The Merriam-Webster dictionary defines refinery as a "place where the unwanted substances in something (such as oil or sugar) are removed: a place where something is refined." So it's no accident that the process of sifting through avalanches of big data for a few golden nuggets that can revolutionize business insights is known in present IT vernacular as the big data refinery. Unfortunately, many enterprises are struggling with their big data refineries.

The first part of the operation -- plugging into mountains of data and sluicing through raw material in the form of structured and unstructured data -- is as straightforward as lighting a stick of dynamite. Big data vendors and even internal enterprise application programming interfaces (APIs) easily enable sites to plug into Internet of Things (IoT) raw data, corporate website and social media raw data, and data from a bevy of systems of record that report on inventory consumption, sales volume, factory productivity, product rework, delivery schedules, and customer service.

The second stage of the refinery is where the rubber really meets the road; this is where this raw data must be distilled into something that is greater than the mere sum of its parts.

During the data distillation process, organizations articulate their business goals and rules for big data. This includes IT and end users meeting to define big data retention policies, and which data is needed for long-term trends analytics vs. the data that is comparatively short-lived and needed for real-time analytics and response. Data in this phase is aggregated and normalized at higher levels of sophistication than the raw data it originally started as.

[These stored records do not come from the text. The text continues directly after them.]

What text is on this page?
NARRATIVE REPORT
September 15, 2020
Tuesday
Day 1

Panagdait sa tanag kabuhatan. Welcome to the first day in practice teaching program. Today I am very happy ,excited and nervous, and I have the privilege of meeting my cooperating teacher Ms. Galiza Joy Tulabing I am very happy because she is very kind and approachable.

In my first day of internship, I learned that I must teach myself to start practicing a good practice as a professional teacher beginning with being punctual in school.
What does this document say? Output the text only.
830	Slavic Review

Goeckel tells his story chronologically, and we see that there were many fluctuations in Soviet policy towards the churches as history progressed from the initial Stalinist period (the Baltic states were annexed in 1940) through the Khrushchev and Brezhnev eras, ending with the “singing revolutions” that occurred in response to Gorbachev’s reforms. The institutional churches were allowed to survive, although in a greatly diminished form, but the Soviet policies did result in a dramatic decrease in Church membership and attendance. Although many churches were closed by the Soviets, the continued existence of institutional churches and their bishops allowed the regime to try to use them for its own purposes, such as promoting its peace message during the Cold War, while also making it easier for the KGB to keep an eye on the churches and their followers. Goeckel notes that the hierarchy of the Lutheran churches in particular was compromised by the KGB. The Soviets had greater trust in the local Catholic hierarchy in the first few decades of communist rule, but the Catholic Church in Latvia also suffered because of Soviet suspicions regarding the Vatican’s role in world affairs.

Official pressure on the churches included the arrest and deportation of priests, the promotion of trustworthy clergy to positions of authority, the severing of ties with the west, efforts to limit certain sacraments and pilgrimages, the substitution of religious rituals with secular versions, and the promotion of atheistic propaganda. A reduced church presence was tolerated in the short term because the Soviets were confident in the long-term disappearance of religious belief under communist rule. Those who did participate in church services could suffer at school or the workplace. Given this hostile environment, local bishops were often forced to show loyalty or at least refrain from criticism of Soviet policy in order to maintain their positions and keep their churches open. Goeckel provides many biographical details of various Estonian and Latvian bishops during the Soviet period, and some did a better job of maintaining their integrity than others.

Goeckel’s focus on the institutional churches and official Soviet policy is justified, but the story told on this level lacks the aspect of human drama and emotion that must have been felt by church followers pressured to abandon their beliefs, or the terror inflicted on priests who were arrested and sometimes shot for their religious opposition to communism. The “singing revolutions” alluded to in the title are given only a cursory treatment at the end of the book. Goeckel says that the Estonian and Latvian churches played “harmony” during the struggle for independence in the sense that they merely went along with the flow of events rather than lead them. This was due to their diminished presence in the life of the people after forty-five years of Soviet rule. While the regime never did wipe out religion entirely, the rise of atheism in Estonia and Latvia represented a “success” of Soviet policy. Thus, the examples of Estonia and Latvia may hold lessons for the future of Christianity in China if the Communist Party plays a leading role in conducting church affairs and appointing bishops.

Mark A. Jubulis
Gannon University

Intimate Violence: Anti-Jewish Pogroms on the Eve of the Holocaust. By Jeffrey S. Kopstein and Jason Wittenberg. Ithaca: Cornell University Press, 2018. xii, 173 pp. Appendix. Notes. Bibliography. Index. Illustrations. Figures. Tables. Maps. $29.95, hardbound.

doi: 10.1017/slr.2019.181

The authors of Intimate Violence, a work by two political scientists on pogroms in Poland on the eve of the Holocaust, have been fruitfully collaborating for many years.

To arrive at the right distillation of raw data, IT must understand what the business wants to get out of the data, and how the data can best be summarized for analytics to support these business "needs to know." IT then performs data normalization and applies appropriate algorithms to shape the data for the most optimized analytics possible.

Hortonworks, which provides an enterprise Hadoop platform, talks about how companies "can enhance their ability to more accurately understand the customer behaviours that led to the transactions" in a nice overview of the data refinery process. Companies are able to glean more incisive insights into virtually all aspects of the business with well-distilled data that can then flow into their analytics.

This brings us to the other side of the distillation process that organizations must consider, which is how the results of analytics on distilled data will subsequently be distributed and used.

As in traditional batch reporting, there are generally two usage modes for distilled data: offloading of the data to localized data marts where para-IT users in different business areas can query this data with their own analytics reporting tools; and finished reports and dashboards from this data that are distributed to executives, line managers, and others that contain the critical and actionable business information they are seeking.

How well these reports and data marts hit their mark when it comes to delivering critical business information will be the yardstick that determines if further adjustments will be made to data refining and distillation. If the process works well, IT can almost count on there being enhancement to the data refinery, because business and what it needs to know are always changing. The key is keeping the final products of data distillation (and their fit with the business) in mind for the refinery as much as the raw data that enters the process.